27 May 2019

Un séjour dans le Nord-du-Québec pour la phase II du projet Robot360

Voici le récit de Sonya Fiset, conseillère pédagogique au service national du RÉCIT MST.

En avril dernier, j’ai participé avec Marc-André Mercier du service national du RÉCIT MST à la phase II du projet Robot 360 dans le Nord-du-Québec. Nous avons passé une semaine à l’école Nuvviti à Ivujivik, la ville la plus au nord du Québec. Nous avons été accompagnés par Jocelyn Michaud, conseiller pédagogique de la commission scolaire Kativik et par Alexandre Lepage du ministère de l’Éducation et de l’Enseignement supérieur. L’objectif était de former les enseignants à la robotique et à la programmation en utilisant les robots mBot et Ranger que nous apportions grâce à la phase II du projet Robot360. Il y avait aussi d’autres robots, dont une imprimante 3D que l’école avait achetée dans le cadre des combos numériques.

 

Quelques semaines avant notre passage dans cette région, des employés du MEES ont tenu une rencontre de sensibilisation afin de nous informer de certaines réalités de la culture inuit et de nous présenter l’école et la communauté. Notre collègue Jocelyn a été un guide culturel tout au long de la semaine afin de soutenir nos présentations et notre intégration à la communauté.

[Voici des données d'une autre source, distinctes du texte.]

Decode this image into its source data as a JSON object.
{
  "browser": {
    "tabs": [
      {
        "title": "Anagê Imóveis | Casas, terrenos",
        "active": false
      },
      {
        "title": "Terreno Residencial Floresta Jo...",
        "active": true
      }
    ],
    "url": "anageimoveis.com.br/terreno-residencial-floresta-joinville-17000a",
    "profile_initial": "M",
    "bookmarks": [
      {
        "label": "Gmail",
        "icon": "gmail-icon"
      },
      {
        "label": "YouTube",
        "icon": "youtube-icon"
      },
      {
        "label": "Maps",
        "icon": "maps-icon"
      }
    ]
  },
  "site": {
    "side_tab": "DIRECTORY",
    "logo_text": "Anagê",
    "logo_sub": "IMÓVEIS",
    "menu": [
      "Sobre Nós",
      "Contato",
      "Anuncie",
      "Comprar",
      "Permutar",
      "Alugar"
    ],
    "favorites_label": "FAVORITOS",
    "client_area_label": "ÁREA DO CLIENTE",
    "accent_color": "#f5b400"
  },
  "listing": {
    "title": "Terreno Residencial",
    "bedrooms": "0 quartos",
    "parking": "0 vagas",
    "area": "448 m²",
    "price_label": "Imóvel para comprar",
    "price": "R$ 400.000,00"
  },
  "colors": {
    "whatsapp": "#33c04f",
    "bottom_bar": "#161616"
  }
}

L’école Nuvviti accueille un peu plus d’une centaine d’élèves du préscolaire à la fin du secondaire. L’enseignement y est donné en trois langues. L’inuktitut est enseigné dès la maternelle, et ce, à temps plein, jusqu’en 2e année. Puis, les familles choisissent la langue seconde. Environ la moitié des élèves poursuivent en français et l’autre moitié le font en anglais tout en poursuivant l’étude de leur langue maternelle. Cette petite communauté tricotée serrée, dont le nombre d’habitants s’élève à 370, est fière de son école et de son village.

Les habitants poursuivent les traditions ancestrales avec la pêche, la chasse et l’art inuit. Avec les journées qui s’allongent à la suite de l’équinoxe du printemps, la température qui s’élève et le soleil qui brille dans le ciel, les beaux jours arrivent peu à peu dans cette zone de la toundra dépourvue d’arbres et d’arbustes. Le roc est omniprésent et pointe ici et là sous la neige compactée par les grands vents qui poussent les flocons vers le large à la rencontre du détroit d’Hudson et de la baie d’Hudson.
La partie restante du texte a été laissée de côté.